July 28, 2017

Half of Queensland nurses are assaulted every 3 months

A new report claims Queensland nurses and midwives are experiencing increased violence in public, private and aged care facilities. Around half of those surveyed had experienced workplace violence in the previous three months; a 20% increase from levels reported in 2001.

If the sample of 2,397 nurses who responded to the survey is representative of the whole, it's possible every nurse in Queensland experiences physical assault at least twice a year. 

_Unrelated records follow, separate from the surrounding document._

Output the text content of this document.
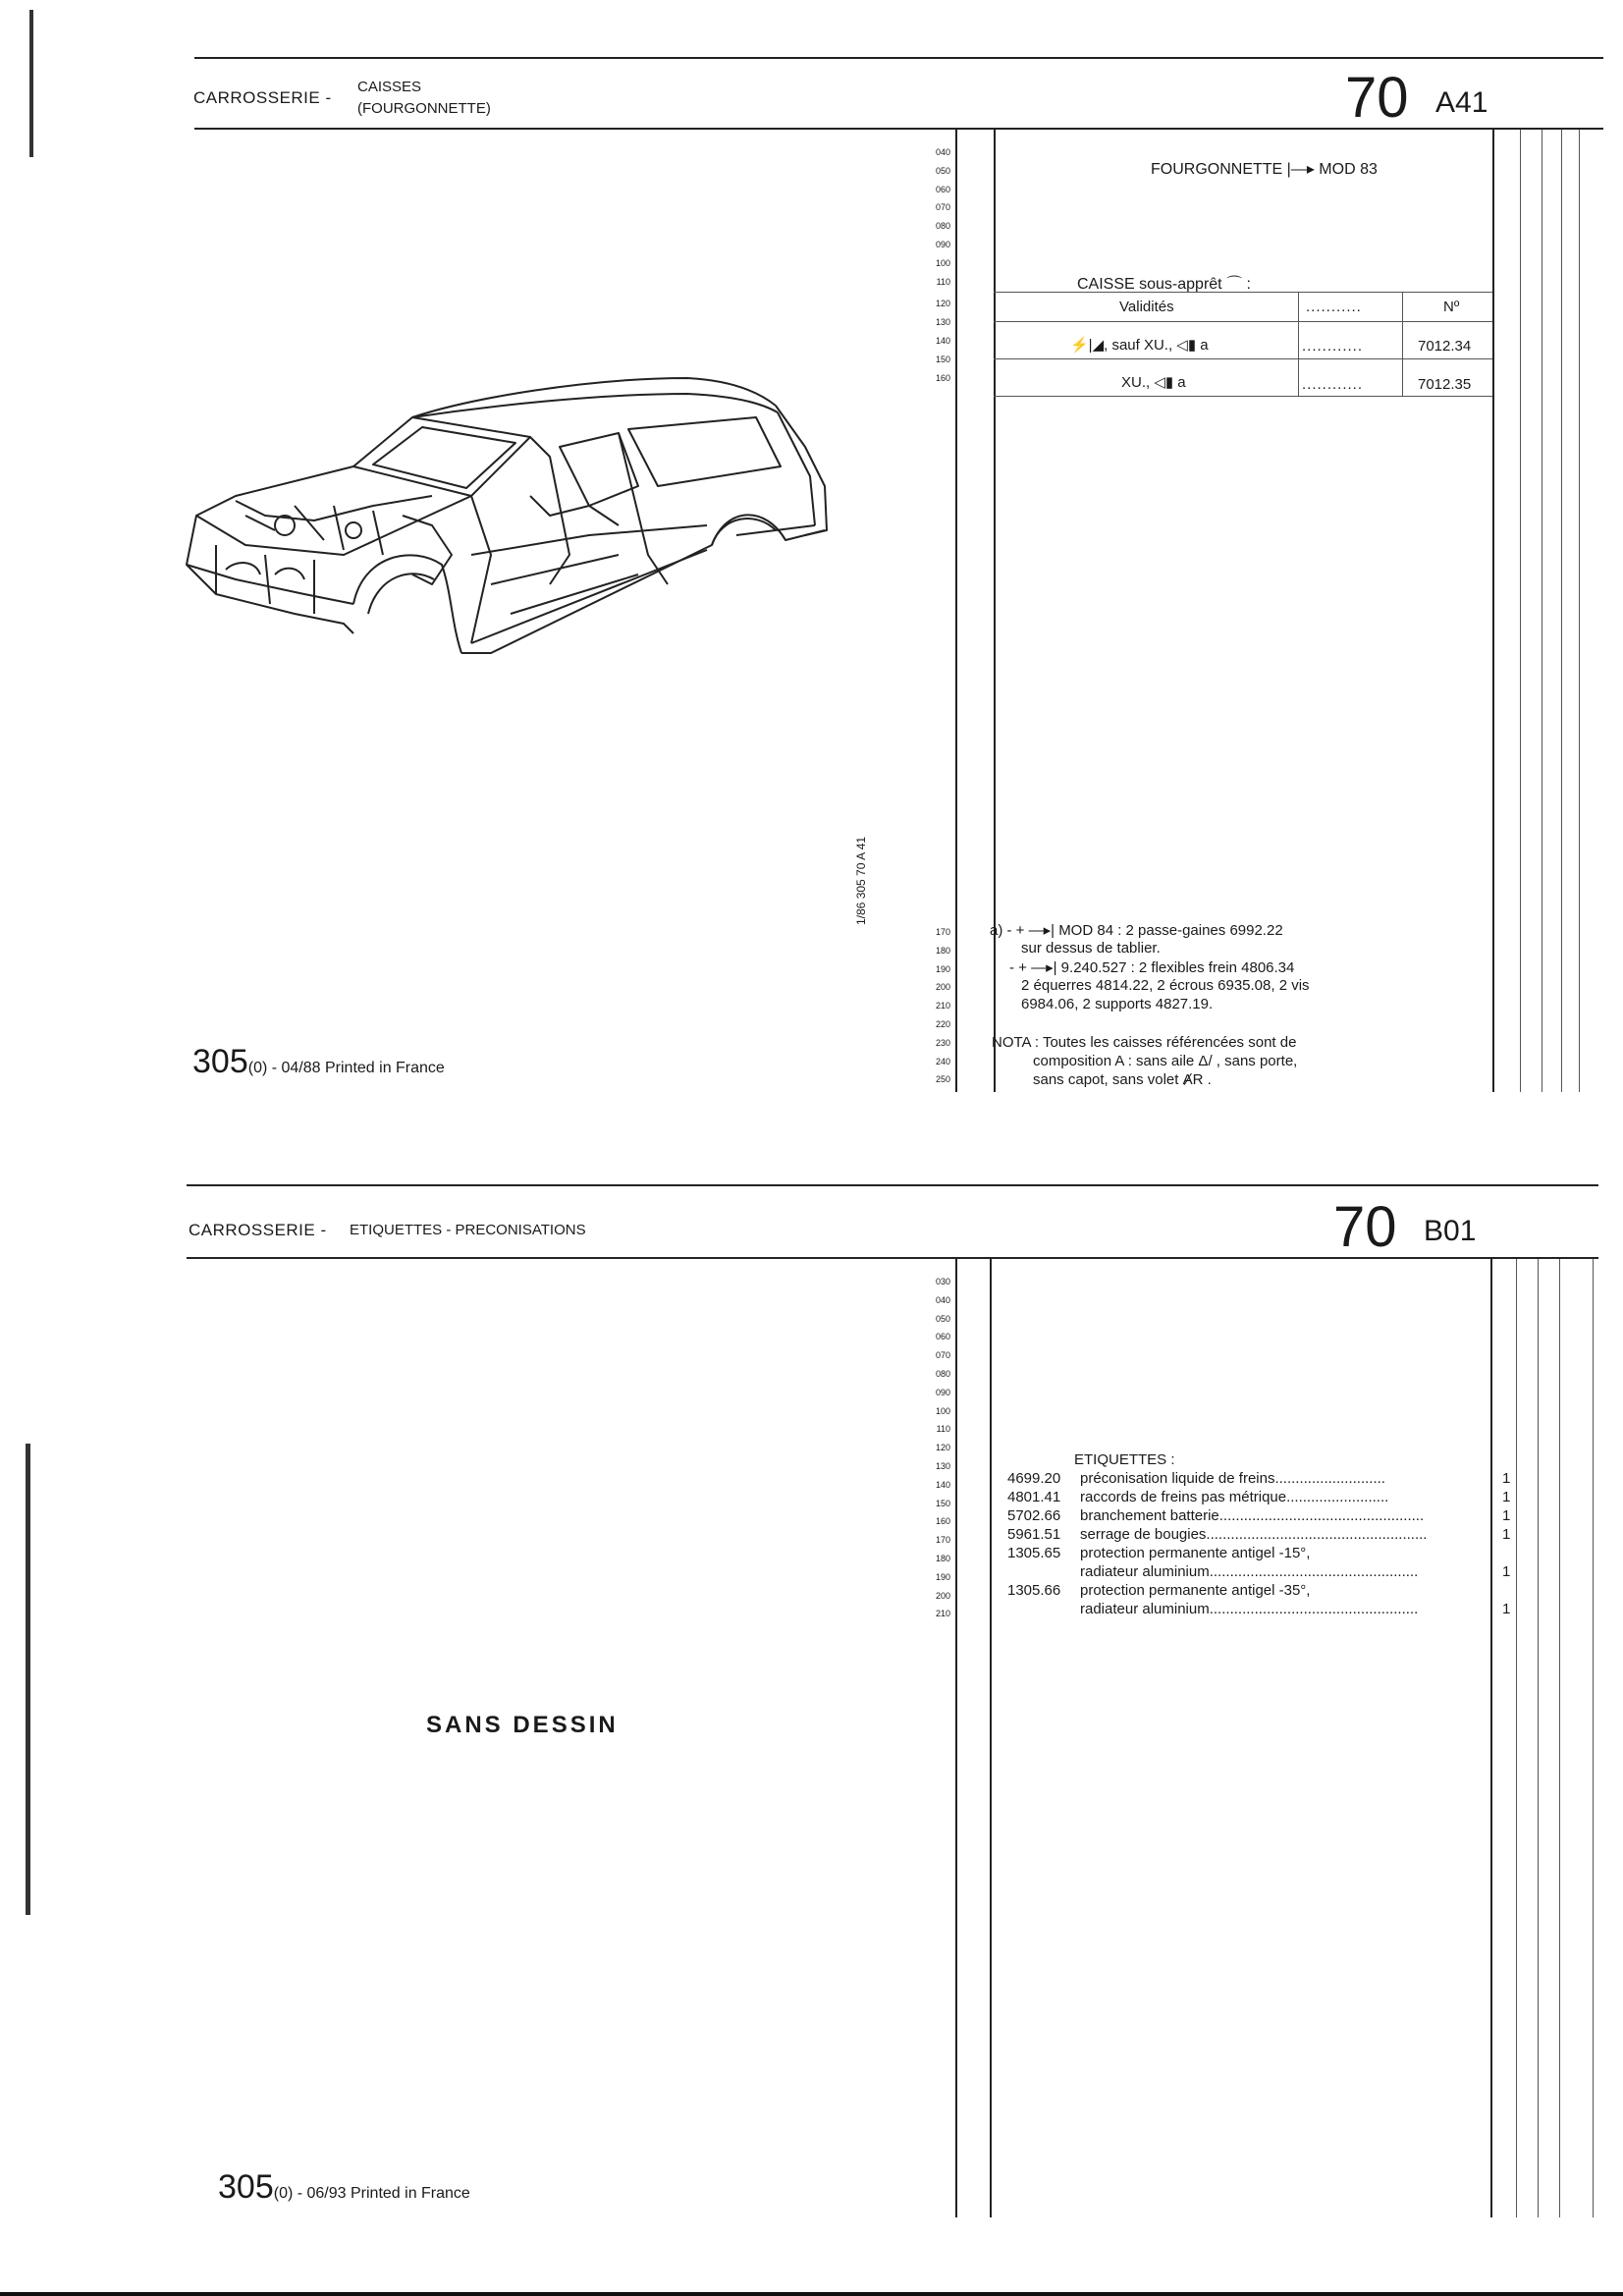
CARROSSERIE -
CAISSES
(FOURGONNETTE)	70 A41
040
050
060
070
080
090
100
110
120
130
140
150
160
170
180
190
200
210
220
230
240
250
1/86 305 70 A 41
FOURGONNETTE |—▸ MOD 83
CAISSE sous-apprêt ⌒ :
Validités	...........	Nº
⚡|◢, sauf XU., ◁▮ a	............	7012.34
XU., ◁▮ a	............	7012.35
a) - + —▸| MOD 84 : 2 passe-gaines 6992.22
sur dessus de tablier.
- + —▸| 9.240.527 : 2 flexibles frein 4806.34
2 équerres 4814.22, 2 écrous 6935.08, 2 vis
6984.06, 2 supports 4827.19.
NOTA : Toutes les caisses référencées sont de
composition A : sans aile Δ/ , sans porte,
sans capot, sans volet ȺR .
305(0) - 04/88 Printed in France
CARROSSERIE - ETIQUETTES - PRECONISATIONS	70 B01
030
040
050
060
070
080
090
100
110
120
130
140
150
160
170
180
190
200
210
SANS DESSIN
ETIQUETTES :
4699.20 préconisation liquide de freins...........................	1
4801.41 raccords de freins pas métrique.........................	1
5702.66 branchement batterie..................................................	1
5961.51 serrage de bougies......................................................	1
1305.65 protection permanente antigel -15°,
radiateur aluminium...................................................	1
1305.66 protection permanente antigel -35°,
radiateur aluminium...................................................	1
305(0) - 06/93 Printed in France
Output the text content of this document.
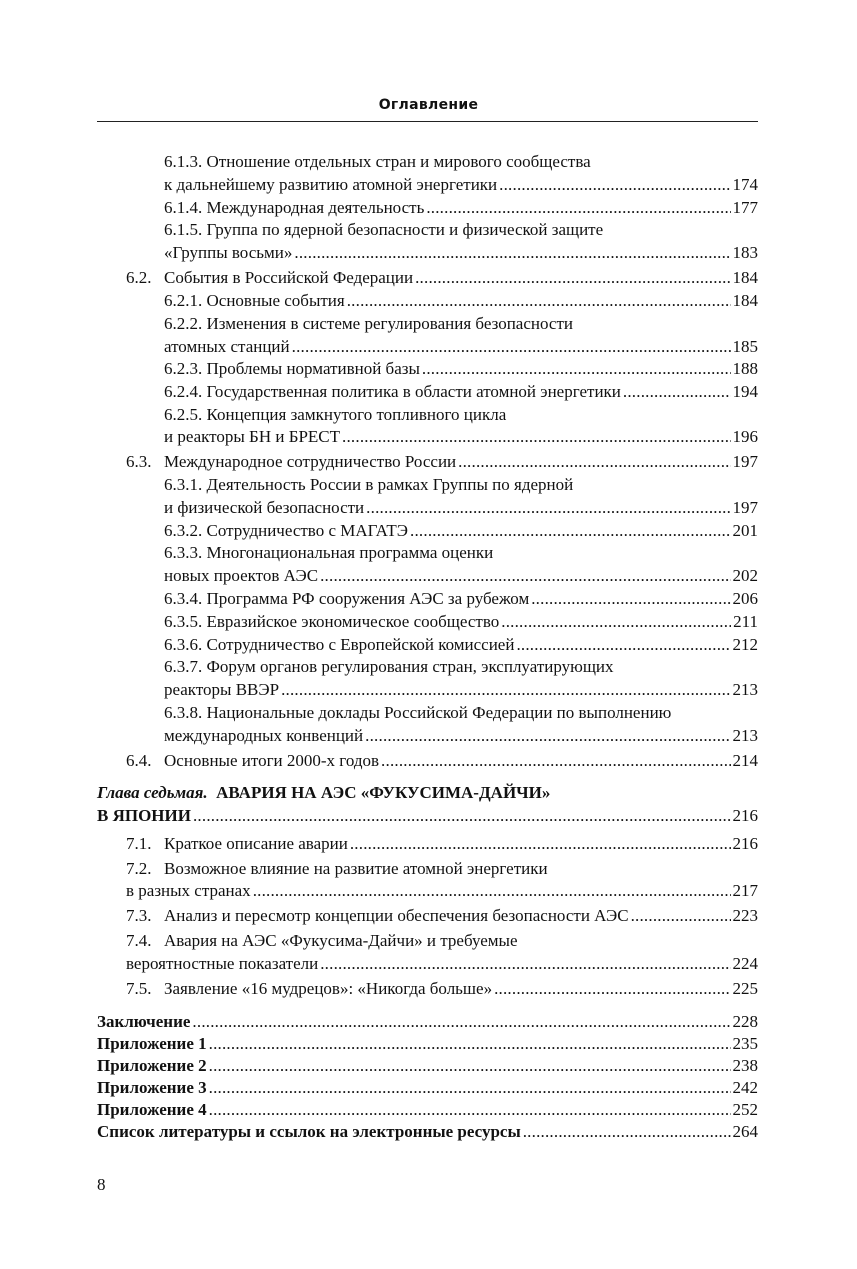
Оглавление
6.1.3. Отношение отдельных стран и мирового сообщества
к дальнейшему развитию атомной энергетики .....	174
6.1.4. Международная деятельность .....	177
6.1.5. Группа по ядерной безопасности и физической защите
«Группы восьми» .....	183
6.2. События в Российской Федерации .....	184
6.2.1. Основные события .....	184
6.2.2. Изменения в системе регулирования безопасности
атомных станций .....	185
6.2.3. Проблемы нормативной базы .....	188
6.2.4. Государственная политика в области атомной энергетики .....	194
6.2.5. Концепция замкнутого топливного цикла
и реакторы БН и БРЕСТ .....	196
6.3. Международное сотрудничество России .....	197
6.3.1. Деятельность России в рамках Группы по ядерной
и физической безопасности .....	197
6.3.2. Сотрудничество с МАГАТЭ .....	201
6.3.3. Многонациональная программа оценки
новых проектов АЭС .....	202
6.3.4. Программа РФ сооружения АЭС за рубежом .....	206
6.3.5. Евразийское экономическое сообщество .....	211
6.3.6. Сотрудничество с Европейской комиссией .....	212
6.3.7. Форум органов регулирования стран, эксплуатирующих
реакторы ВВЭР .....	213
6.3.8. Национальные доклады Российской Федерации по выполнению
международных конвенций .....	213
6.4. Основные итоги 2000-х годов .....	214
Глава седьмая. АВАРИЯ НА АЭС «ФУКУСИМА-ДАЙЧИ»
В ЯПОНИИ .....	216
7.1. Краткое описание аварии .....	216
7.2. Возможное влияние на развитие атомной энергетики
в разных странах .....	217
7.3. Анализ и пересмотр концепции обеспечения безопасности АЭС .....	223
7.4. Авария на АЭС «Фукусима-Дайчи» и требуемые
вероятностные показатели .....	224
7.5. Заявление «16 мудрецов»: «Никогда больше» .....	225
Заключение .....	228
Приложение 1 .....	235
Приложение 2 .....	238
Приложение 3 .....	242
Приложение 4 .....	252
Список литературы и ссылок на электронные ресурсы .....	264
8
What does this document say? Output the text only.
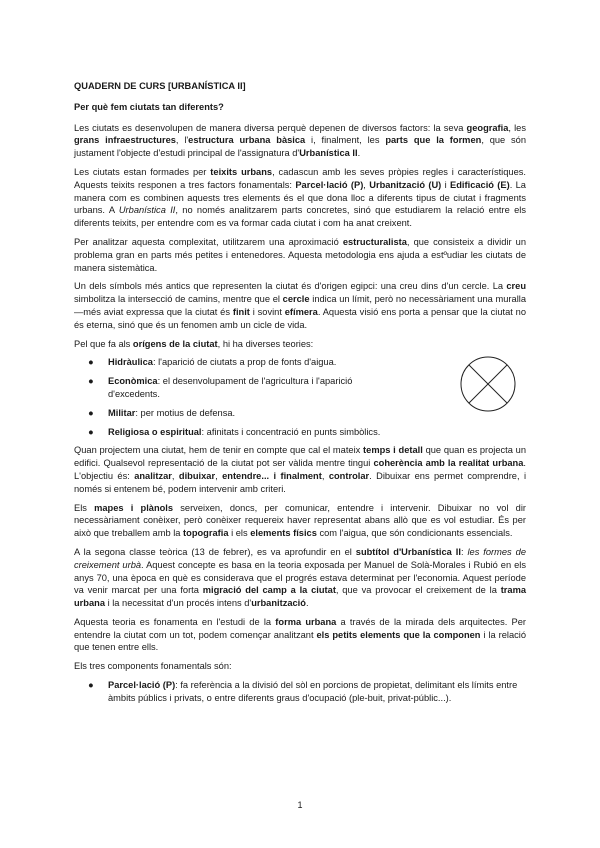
QUADERN DE CURS [URBANÍSTICA II]
Per què fem ciutats tan diferents?

Les ciutats es desenvolupen de manera diversa perquè depenen de diversos factors: la seva geografia, les grans infraestructures, l'estructura urbana bàsica i, finalment, les parts que la formen, que són justament l'objecte d'estudi principal de l'assignatura d'Urbanística II.

Les ciutats estan formades per teixits urbans, cadascun amb les seves pròpies regles i característiques. Aquests teixits responen a tres factors fonamentals: Parcel·lació (P), Urbanització (U) i Edificació (E). La manera com es combinen aquests tres elements és el que dona lloc a diferents tipus de ciutat i fragments urbans. A Urbanística II, no només analitzarem parts concretes, sinó que estudiarem la relació entre els diferents teixits, per entendre com es va formar cada ciutat i com ha anat creixent.

Per analitzar aquesta complexitat, utilitzarem una aproximació estructuralista, que consisteix a dividir un problema gran en parts més petites i entenedores. Aquesta metodologia ens ajuda a estºudiar les ciutats de manera sistemàtica.

Un dels símbols més antics que representen la ciutat és d'origen egipci: una creu dins d'un cercle. La creu simbolitza la intersecció de camins, mentre que el cercle indica un límit, però no necessàriament una muralla —més aviat expressa que la ciutat és finit i sovint efímera. Aquesta visió ens porta a pensar que la ciutat no és eterna, sinó que és un fenomen amb un cicle de vida.

Pel que fa als orígens de la ciutat, hi ha diverses teories:

● Hidràulica: l'aparició de ciutats a prop de fonts d'aigua.
● Econòmica: el desenvolupament de l'agricultura i l'aparició d'excedents.
● Militar: per motius de defensa.
● Religiosa o espiritual: afinitats i concentració en punts simbòlics.

Quan projectem una ciutat, hem de tenir en compte que cal el mateix temps i detall que quan es projecta un edifici. Qualsevol representació de la ciutat pot ser vàlida mentre tingui coherència amb la realitat urbana. L'objectiu és: analitzar, dibuixar, entendre... i finalment, controlar. Dibuixar ens permet comprendre, i només si entenem bé, podem intervenir amb criteri.

Els mapes i plànols serveixen, doncs, per comunicar, entendre i intervenir. Dibuixar no vol dir necessàriament conèixer, però conèixer requereix haver representat abans allò que es vol estudiar. És per això que treballem amb la topografia i els elements físics com l'aigua, que són condicionants essencials.

A la segona classe teòrica (13 de febrer), es va aprofundir en el subtítol d'Urbanística II: les formes de creixement urbà. Aquest concepte es basa en la teoria exposada per Manuel de Solà-Morales i Rubió en els anys 70, una època en què es considerava que el progrés estava determinat per l'economia. Aquest període va venir marcat per una forta migració del camp a la ciutat, que va provocar el creixement de la trama urbana i la necessitat d'un procés intens d'urbanització.

Aquesta teoria es fonamenta en l'estudi de la forma urbana a través de la mirada dels arquitectes. Per entendre la ciutat com un tot, podem començar analitzant els petits elements que la componen i la relació que tenen entre ells.

Els tres components fonamentals són:

● Parcel·lació (P): fa referència a la divisió del sòl en porcions de propietat, delimitant els límits entre àmbits públics i privats, o entre diferents graus d'ocupació (ple-buit, privat-públic...).
1
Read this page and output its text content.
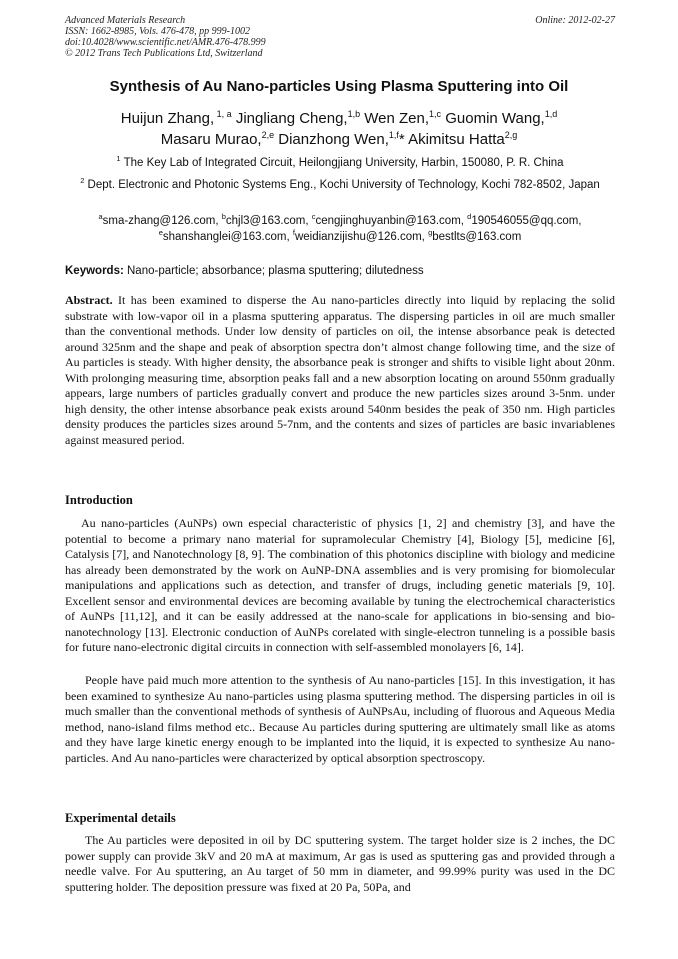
Advanced Materials Research
ISSN: 1662-8985, Vols. 476-478, pp 999-1002
doi:10.4028/www.scientific.net/AMR.476-478.999
© 2012 Trans Tech Publications Ltd, Switzerland
Online: 2012-02-27
Synthesis of Au Nano-particles Using Plasma Sputtering into Oil
Huijun Zhang, $^{1, a}$ Jingliang Cheng,$^{1,b}$ Wen Zen,$^{1,c}$ Guomin Wang,$^{1,d}$
Masaru Murao,$^{2,e}$ Dianzhong Wen,$^{1,f}$* Akimitsu Hatta$^{2,g}$
$^1$ The Key Lab of Integrated Circuit, Heilongjiang University, Harbin, 150080, P. R. China
$^2$ Dept. Electronic and Photonic Systems Eng., Kochi University of Technology, Kochi 782-8502, Japan
$^a$sma-zhang@126.com, $^b$chjl3@163.com, $^c$cengjinghuyanbin@163.com, $^d$190546055@qq.com,
$^e$shanshanglei@163.com, $^f$weidianzijishu@126.com, $^g$bestlts@163.com
Keywords: Nano-particle; absorbance; plasma sputtering; dilutedness
Abstract. It has been examined to disperse the Au nano-particles directly into liquid by replacing the solid substrate with low-vapor oil in a plasma sputtering apparatus. The dispersing particles in oil are much smaller than the conventional methods. Under low density of particles on oil, the intense absorbance peak is detected around 325nm and the shape and peak of absorption spectra don’t almost change following time, and the size of Au particles is steady. With higher density, the absorbance peak is stronger and shifts to visible light about 20nm. With prolonging measuring time, absorption peaks fall and a new absorption locating on around 550nm gradually appears, large numbers of particles gradually convert and produce the new particles sizes around 3-5nm. under high density, the other intense absorbance peak exists around 540nm besides the peak of 350 nm. High particles density produces the particles sizes around 5-7nm, and the contents and sizes of particles are basic invariablenes against measured period.
Introduction
Au nano-particles (AuNPs) own especial characteristic of physics [1, 2] and chemistry [3], and have the potential to become a primary nano material for supramolecular Chemistry [4], Biology [5], medicine [6], Catalysis [7], and Nanotechnology [8, 9]. The combination of this photonics discipline with biology and medicine has already been demonstrated by the work on AuNP-DNA assemblies and is very promising for biomolecular manipulations and applications such as detection, and transfer of drugs, including genetic materials [9, 10]. Excellent sensor and environmental devices are becoming available by tuning the electrochemical characteristics of AuNPs [11,12], and it can be easily addressed at the nano-scale for applications in bio-sensing and bio-nanotechnology [13]. Electronic conduction of AuNPs corelated with single-electron tunneling is a possible basis for future nano-electronic digital circuits in connection with self-assembled monolayers [6, 14].
People have paid much more attention to the synthesis of Au nano-particles [15]. In this investigation, it has been examined to synthesize Au nano-particles using plasma sputtering method. The dispersing particles in oil is much smaller than the conventional methods of synthesis of AuNPsAu, including of fluorous and Aqueous Media method, nano-island films method etc.. Because Au particles during sputtering are ultimately small like as atoms and they have large kinetic energy enough to be implanted into the liquid, it is expected to synthesize Au nano-particles. And Au nano-particles were characterized by optical absorption spectroscopy.
Experimental details
The Au particles were deposited in oil by DC sputtering system. The target holder size is 2 inches, the DC power supply can provide 3kV and 20 mA at maximum, Ar gas is used as sputtering gas and provided through a needle valve. For Au sputtering, an Au target of 50 mm in diameter, and 99.99% purity was used in the DC sputtering holder. The deposition pressure was fixed at 20 Pa, 50Pa, and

The research was conducted by the University of Queensland, Central Queensland University, Curtin University, QUT and the QNMU. Lead Researcher Professor Desley Hegney presented the findings at the QNMU’s annual conference in July 2017.

The following press release from CQUniversity describes the key findings:

Brisbane-based Professor Hegney conducted the survey with colleagues from the University of Queensland, Curtin University, QUT and the Queensland Nurses and Midwives’ Union. A total of 2397 nurses and midwives responded.

"This, the sixth study of QNMU members, has provided an overview of working conditions and well-being of a cohort of nurses and midwives across multiple sectors," Professor Hegney says.

"There should be concern about the rising exposure to occupational violence and the perceived lack of real action by managers to curb this rising problem.

"Patients, clients, and residents were the most frequent perpetrators.

"Relatives were more frequently the perpetrators in the Acute Public sector than in other sectors – maybe reflecting the demographics of the patients.  However, in aged care – public or private – there was very little difference.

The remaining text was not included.